I have owned and operated a Medalist I & II for many years, and I have often wondered how the WWII Marines and Navy personnel could hang onto one of those slippery buggers. Especially with wet, sweaty hands. I'm pretty sure they had to have used them with the case and strap intact, or they wouldn't have been able to take a single photo.
Lol! Plus pressing the shutter release feels like pushing a tack
I've thought about the 120 conversion but for the cost of that I can spool a lot of 120 film onto 620 spools.
I toyed with buying a medalist for a number of years several decades ago. At that time, finding a good one was not difficult, and most of the coll accessories you never see now were still around. I never pulled the trigger because cool as it is, I knew I'd never use it. At the time I was having Ken Ruth (Bald Mountain) CLA some Canon RF bodies for me. He told me not to do the 120 conversion if I bought at Medalist Although he did that job if asked, at a nose-bleed price, he said at there was almost no one else who knew how to that job properly, and most screwed up the camera permanently. Apparently, the film spool chamber dimensions are so tight that a good job requires disassembly of the body, cutting open the film chambers and reconstructing them to the larger diameter of 120 spools. Not a DIY project.
I love the Medalist, I have a Medalist I and it's a really nice camera too. People generally don't pay much attention in public to these, I suspect they look much like a DSLR to the uneducated.
For those interested, I've been doing a serial number survey and collecting Medalist serial numbers for the purposes of determining estimated production. If you want to view that information, you can find a link to a spreadsheet in my onedrive here: https://1drv.ms/x/s!Auyccz5bfV-XiCzr9HD_FXHA-f7V?e=eHVEdd
The OPs camera would be a later 1945 production camera.
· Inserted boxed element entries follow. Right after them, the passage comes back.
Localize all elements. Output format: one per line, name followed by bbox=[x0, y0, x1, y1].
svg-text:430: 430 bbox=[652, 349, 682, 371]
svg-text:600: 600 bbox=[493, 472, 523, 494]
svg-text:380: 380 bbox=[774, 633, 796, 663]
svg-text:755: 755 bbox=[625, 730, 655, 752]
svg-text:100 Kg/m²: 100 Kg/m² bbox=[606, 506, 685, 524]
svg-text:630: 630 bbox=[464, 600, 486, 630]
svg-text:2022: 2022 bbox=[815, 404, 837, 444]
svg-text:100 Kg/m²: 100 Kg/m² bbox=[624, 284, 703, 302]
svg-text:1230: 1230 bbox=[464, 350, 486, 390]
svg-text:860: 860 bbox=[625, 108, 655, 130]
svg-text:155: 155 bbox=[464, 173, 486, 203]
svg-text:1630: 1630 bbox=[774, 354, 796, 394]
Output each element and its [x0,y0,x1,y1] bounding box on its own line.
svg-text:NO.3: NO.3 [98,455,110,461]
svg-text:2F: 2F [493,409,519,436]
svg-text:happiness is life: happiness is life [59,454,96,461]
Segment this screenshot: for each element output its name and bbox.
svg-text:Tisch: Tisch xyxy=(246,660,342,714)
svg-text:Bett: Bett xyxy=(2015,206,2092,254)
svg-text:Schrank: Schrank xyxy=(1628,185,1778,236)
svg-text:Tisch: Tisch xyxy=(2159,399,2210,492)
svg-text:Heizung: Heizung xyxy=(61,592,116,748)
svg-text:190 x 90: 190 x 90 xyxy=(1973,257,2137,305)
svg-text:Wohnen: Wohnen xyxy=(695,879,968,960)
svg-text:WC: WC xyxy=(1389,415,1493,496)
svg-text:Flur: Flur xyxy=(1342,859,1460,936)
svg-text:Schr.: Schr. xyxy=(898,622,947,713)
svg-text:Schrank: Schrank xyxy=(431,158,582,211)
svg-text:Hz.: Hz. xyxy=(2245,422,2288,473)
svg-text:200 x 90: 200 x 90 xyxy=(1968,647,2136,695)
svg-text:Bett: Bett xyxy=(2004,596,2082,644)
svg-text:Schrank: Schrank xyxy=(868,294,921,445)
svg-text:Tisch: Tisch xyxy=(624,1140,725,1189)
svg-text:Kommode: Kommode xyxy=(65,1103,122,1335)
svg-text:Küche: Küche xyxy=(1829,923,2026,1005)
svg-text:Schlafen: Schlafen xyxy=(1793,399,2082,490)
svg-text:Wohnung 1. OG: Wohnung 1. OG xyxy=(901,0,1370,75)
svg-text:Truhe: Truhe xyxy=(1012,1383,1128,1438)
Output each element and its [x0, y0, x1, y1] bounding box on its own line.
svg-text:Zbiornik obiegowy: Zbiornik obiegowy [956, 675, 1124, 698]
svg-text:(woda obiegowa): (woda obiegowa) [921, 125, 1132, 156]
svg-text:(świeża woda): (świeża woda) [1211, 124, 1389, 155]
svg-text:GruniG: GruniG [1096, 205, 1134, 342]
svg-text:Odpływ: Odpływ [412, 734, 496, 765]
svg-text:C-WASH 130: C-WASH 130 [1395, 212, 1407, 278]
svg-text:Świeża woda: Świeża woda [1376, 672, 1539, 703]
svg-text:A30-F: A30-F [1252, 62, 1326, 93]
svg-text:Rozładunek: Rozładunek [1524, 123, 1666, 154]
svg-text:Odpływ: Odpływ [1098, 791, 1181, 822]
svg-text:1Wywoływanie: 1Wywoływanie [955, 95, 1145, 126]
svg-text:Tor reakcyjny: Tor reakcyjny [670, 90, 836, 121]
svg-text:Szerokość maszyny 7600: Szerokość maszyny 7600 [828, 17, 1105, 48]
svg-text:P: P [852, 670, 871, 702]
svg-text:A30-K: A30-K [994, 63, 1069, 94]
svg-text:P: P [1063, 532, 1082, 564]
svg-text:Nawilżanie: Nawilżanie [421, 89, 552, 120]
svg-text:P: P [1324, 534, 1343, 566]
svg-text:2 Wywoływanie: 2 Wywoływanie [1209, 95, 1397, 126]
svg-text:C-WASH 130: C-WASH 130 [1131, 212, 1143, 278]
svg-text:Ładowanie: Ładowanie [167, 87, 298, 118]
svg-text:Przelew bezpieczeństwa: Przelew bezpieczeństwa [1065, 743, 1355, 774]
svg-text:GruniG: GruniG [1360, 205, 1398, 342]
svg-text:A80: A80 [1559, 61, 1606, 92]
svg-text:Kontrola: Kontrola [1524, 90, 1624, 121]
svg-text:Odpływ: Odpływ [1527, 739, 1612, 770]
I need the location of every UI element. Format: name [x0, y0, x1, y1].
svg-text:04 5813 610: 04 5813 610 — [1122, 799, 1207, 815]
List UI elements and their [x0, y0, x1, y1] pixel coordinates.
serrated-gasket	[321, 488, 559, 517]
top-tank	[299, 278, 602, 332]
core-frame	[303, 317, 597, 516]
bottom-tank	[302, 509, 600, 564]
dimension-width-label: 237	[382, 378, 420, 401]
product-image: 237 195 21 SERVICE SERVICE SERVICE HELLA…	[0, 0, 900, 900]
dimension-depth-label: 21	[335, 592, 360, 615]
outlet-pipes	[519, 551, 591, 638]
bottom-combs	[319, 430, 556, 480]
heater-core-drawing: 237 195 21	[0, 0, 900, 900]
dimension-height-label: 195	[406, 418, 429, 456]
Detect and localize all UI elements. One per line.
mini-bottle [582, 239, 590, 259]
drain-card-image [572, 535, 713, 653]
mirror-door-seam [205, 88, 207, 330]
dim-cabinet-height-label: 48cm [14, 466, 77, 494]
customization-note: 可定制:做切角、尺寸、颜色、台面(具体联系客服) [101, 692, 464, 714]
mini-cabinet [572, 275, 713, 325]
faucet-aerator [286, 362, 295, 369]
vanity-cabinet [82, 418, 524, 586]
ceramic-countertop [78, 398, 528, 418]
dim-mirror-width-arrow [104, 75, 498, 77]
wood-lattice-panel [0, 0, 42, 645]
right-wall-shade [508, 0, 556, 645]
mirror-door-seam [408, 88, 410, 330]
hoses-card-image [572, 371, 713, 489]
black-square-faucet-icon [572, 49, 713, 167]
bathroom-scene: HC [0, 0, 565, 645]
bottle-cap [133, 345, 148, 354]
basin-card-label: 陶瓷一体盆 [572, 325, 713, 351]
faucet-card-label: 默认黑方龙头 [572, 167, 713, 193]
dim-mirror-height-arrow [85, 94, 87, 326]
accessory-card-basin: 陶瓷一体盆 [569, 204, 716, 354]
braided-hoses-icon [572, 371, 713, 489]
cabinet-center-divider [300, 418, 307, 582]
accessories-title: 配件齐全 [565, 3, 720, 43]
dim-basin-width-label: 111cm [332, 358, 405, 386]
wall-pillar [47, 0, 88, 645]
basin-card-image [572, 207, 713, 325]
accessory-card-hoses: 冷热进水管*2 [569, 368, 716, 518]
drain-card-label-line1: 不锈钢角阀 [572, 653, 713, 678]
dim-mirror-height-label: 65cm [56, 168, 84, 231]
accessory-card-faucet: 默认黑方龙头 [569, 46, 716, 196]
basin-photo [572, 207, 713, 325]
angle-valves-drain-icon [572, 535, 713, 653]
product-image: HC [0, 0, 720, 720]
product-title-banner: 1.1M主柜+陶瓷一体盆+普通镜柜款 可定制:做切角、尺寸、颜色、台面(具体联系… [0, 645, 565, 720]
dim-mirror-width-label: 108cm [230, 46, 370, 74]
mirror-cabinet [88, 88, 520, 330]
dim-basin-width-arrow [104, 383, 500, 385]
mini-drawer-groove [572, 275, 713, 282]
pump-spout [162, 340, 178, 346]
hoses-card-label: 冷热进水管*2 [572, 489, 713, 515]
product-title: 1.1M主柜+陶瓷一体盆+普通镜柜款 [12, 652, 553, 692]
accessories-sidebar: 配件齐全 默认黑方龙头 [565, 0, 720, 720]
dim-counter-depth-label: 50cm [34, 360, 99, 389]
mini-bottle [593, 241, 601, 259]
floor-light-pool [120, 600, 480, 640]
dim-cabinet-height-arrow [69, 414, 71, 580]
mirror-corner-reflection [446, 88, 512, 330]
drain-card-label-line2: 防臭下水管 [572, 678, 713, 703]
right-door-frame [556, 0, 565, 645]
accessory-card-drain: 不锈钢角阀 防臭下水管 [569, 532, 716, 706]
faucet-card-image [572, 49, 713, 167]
I somewhat doubt that the Medalist was developed specifically for the U.S. Navy or by their request. They were used extensively by the Navy during the war, but I think this was more the convenience of purchasing an already developed product off the shelf. There are too many 1940 and 1941 production cameras and the Medalist was already being sold to the public as early as 1941, as seen from a excerpt of a 1941 Kodak trade catalog:
View attachment 312835
There's also an internal Kodak document entitled as Major Developments in New Apparatus, which show the pre-production prototype of the Medalist as (E-1108) Six-20 Kodak with Screw-Out Front which dates its development to at least during or prior to 1939.
Hello Hunter_Compton,
I just came across this thread researching details on my newly acquired Medalist II. I like the idea of your spreadsheet and would like to contribute to the list. What's the best way to do that?
If you comment your camera serials I'll add them to the list.